The Formation of Physician Referral Networks: Evidence from Physician Movers

Physicians
Referrals

Ian McCarthy, Shirley Cai, Pablo Estrada, and Jillian Wilkins. “The Formation of Physician Referral Networks: Evidence from Physician Movers,” Under Review

Rivers and Roads Pour-over
Authors
Affiliations

Department of Economics, Emory University

Department of Economics, Emory University

Capital One

Department of Economics, Emory University

Published

April 2026

Abstract

Intermediaries across many markets must repeatedly choose upstream partners under imperfect information about partner quality, yet how such supplier networks form in practice is not well understood. We study this question in the setting of physician referrals, where primary care physicians (PCPs) serve as triage agents who refer patients to specialists for care outside their own scope.
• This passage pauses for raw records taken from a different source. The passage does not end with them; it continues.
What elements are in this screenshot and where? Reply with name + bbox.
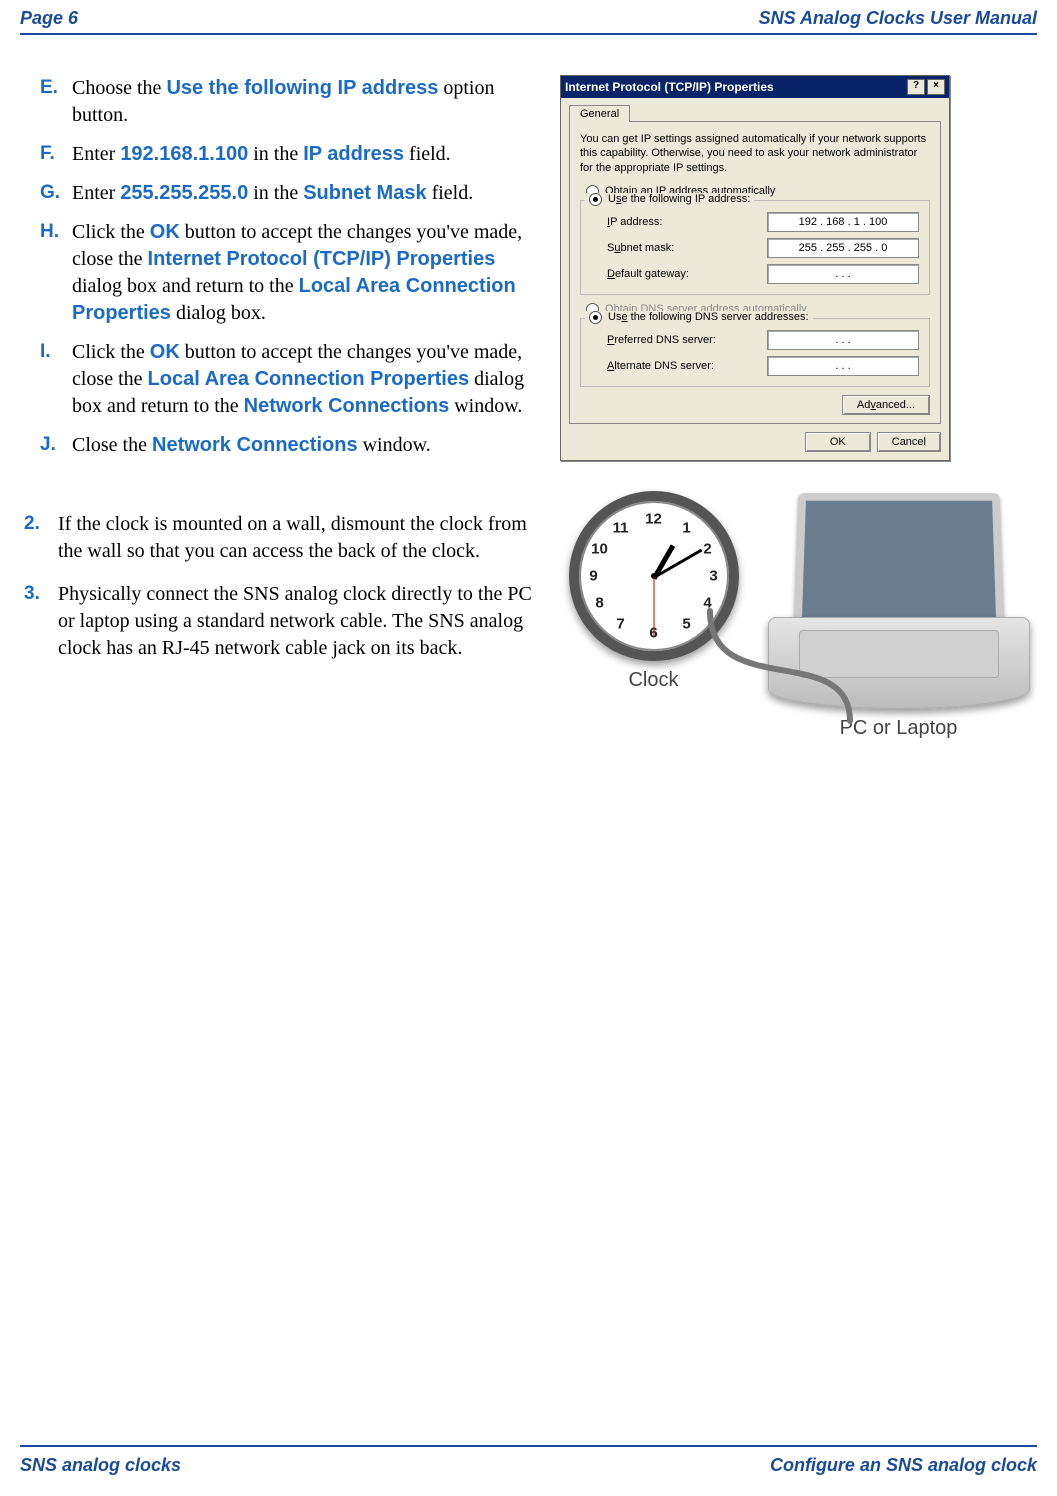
input-ip-address[interactable]: 192 . 168 . 1 . 100 (767, 212, 919, 232)
step-E: E. Choose the Use the following IP addre… (40, 75, 540, 129)
radio-use-ip[interactable]: Use the following IP address: (585, 193, 754, 206)
page-header: Page 6 SNS Analog Clocks User Manual (20, 0, 1037, 35)
step-H: H. Click the OK button to accept the cha… (40, 219, 540, 327)
header-left: Page 6 (20, 8, 78, 29)
input-subnet-mask[interactable]: 255 . 255 . 255 . 0 (767, 238, 919, 258)
step-marker: J. (40, 432, 72, 459)
dialog-title: Internet Protocol (TCP/IP) Properties (565, 80, 774, 94)
step-I: I. Click the OK button to accept the cha… (40, 339, 540, 420)
step-G: G. Enter 255.255.255.0 in the Subnet Mas… (40, 180, 540, 207)
help-icon[interactable]: ? (907, 79, 925, 95)
clock-laptop-illustration: 12 1 2 3 4 5 6 7 8 9 10 11 (560, 491, 1037, 740)
dialog-titlebar[interactable]: Internet Protocol (TCP/IP) Properties ? … (561, 76, 949, 98)
input-alternate-dns[interactable]: . . . (767, 356, 919, 376)
ok-button[interactable]: OK (805, 432, 871, 452)
label-preferred-dns: Preferred DNS server: (607, 334, 767, 346)
step-marker: E. (40, 75, 72, 129)
step-marker: F. (40, 141, 72, 168)
input-preferred-dns[interactable]: . . . (767, 330, 919, 350)
footer-right: Configure an SNS analog clock (770, 1455, 1037, 1476)
page-footer: SNS analog clocks Configure an SNS analo… (20, 1445, 1037, 1496)
tab-general[interactable]: General (569, 105, 630, 122)
instruction-column: E. Choose the Use the following IP addre… (20, 75, 540, 1445)
step-marker: 3. (24, 581, 58, 662)
close-icon[interactable]: × (927, 79, 945, 95)
step-marker: I. (40, 339, 72, 420)
input-default-gateway[interactable]: . . . (767, 264, 919, 284)
header-right: SNS Analog Clocks User Manual (759, 8, 1037, 29)
footer-left: SNS analog clocks (20, 1455, 181, 1476)
tcpip-properties-dialog: Internet Protocol (TCP/IP) Properties ? … (560, 75, 950, 461)
step-marker: H. (40, 219, 72, 327)
label-alternate-dns: Alternate DNS server: (607, 360, 767, 372)
step-marker: 2. (24, 511, 58, 565)
step-marker: G. (40, 180, 72, 207)
step-J: J. Close the Network Connections window. (40, 432, 540, 459)
radio-icon (589, 311, 602, 324)
label-default-gateway: Default gateway: (607, 268, 767, 280)
step-3: 3. Physically connect the SNS analog clo… (24, 581, 540, 662)
cable-icon (700, 601, 900, 746)
step-F: F. Enter 192.168.1.100 in the IP address… (40, 141, 540, 168)
radio-icon (589, 193, 602, 206)
label-subnet-mask: Subnet mask: (607, 242, 767, 254)
radio-use-dns[interactable]: Use the following DNS server addresses: (585, 311, 813, 324)
dialog-description: You can get IP settings assigned automat… (580, 132, 930, 175)
cancel-button[interactable]: Cancel (877, 432, 941, 452)
advanced-button[interactable]: Advanced... (842, 395, 930, 415)
step-2: 2. If the clock is mounted on a wall, di… (24, 511, 540, 565)
label-ip-address: IP address: (607, 216, 767, 228)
Using the universe of 2010–2018 Medicare fee-for-service claims across three specialty areas with distinct institutional settings, namely orthopedic surgery, cardiology, and dermatology, we estimate a network-formation model with two-sided fixed effects among PCPs who relocate to new markets and must build their referral networks from scratch. Sharing a common practice is the dominant determinant of initial referral links in all three specialties, followed by geographic proximity and relatively minor demographic homophily. The role of organizational affiliation attenuates over the first four post-move years. Because the setting allows us to measure specialist quality through patient outcomes, we further assess the implications for patient care of these matching patterns and find that the quality losses from convenience-driven referrals are modest.